Not true, Mr. O’Brien countered.

“March 2018, the European Union published 80 ‘no deal’ notices explaining the preparations they were making,” Mr. O’Brien said. “That’s nearly a year ago.”

Julian was unpersuaded. Mr. O’Brien repeated his case, then dropped the placating approach. He raised his voice and brought out the shiv.

“For you to sit here on national radio and say we never really made them fear that no deal was a possibility, it’s not even silly, Julian,” Mr.

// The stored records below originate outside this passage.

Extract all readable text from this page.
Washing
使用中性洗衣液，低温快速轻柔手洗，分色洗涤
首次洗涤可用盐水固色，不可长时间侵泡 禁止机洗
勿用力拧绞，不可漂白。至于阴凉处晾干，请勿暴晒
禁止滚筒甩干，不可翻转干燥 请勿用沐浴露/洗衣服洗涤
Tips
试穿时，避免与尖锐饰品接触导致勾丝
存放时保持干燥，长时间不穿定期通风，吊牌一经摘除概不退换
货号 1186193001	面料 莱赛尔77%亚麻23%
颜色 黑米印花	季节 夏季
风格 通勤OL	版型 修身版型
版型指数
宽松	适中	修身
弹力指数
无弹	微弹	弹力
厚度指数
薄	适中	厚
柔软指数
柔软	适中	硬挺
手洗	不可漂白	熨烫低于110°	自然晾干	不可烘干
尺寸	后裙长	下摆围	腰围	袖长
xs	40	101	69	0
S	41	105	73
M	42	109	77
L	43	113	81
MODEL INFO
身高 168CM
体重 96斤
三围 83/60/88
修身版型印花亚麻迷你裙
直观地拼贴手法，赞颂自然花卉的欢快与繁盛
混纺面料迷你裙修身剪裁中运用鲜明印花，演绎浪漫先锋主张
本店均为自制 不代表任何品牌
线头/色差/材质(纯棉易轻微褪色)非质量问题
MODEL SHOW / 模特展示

O’Brien said, barely suppressing his anger. “It’s like arguing that the moon is made of cheese” -- and the next words he seemed to put in italics -- “while sitting on the moon.”

There was a long pause.

“I don’t agree,” said Julian.

....

....His guiding premise is that ideological opponents simply have not grasped or heard the facts, and that once they do, they will change their mind, live on the radio.

It never happens. On some level, this is surprising because in the two and a half years since a slim majority of voters backed Brexit in a referendum, many of the arguments for leaving the European Union have been discredited and abandoned by high-profile advocates.

He switched to channeling O’Brien’s condescension toward Leave voters.

Mr. O’Brien often expresses great sympathy for Leavers, many of whom he believes have been lied to by political opportunists. That said, his show is hardly a venue for national reconciliation. His audience is mostly Remainers; many tune in to eavesdrop on the public eviscerations of Leavers.

Spiked editor Brendan O’Neill has a less sunny view of the radio host, calling O’Brien a “professional snob” and accusing him of misleading anecdotes, such as falsely blaming a move, by Nissan from Sunderland to Japan, on Brexit.

Segal expressed similar contempt for Leavers in April 2018, in the snidely titled “In Brexit Vote, Town’s Nostalgia for Seafaring Past Muddied Its Future.” Segal explained that “facts” can’t compete with “sentiment and history.”

Incidentally, respect for talk radio in the New York Times comes and goes. The paper spent decades going after dangerous right-wing trash talkers on talk radio, but became more supportive when it came to left-wing radio hosts.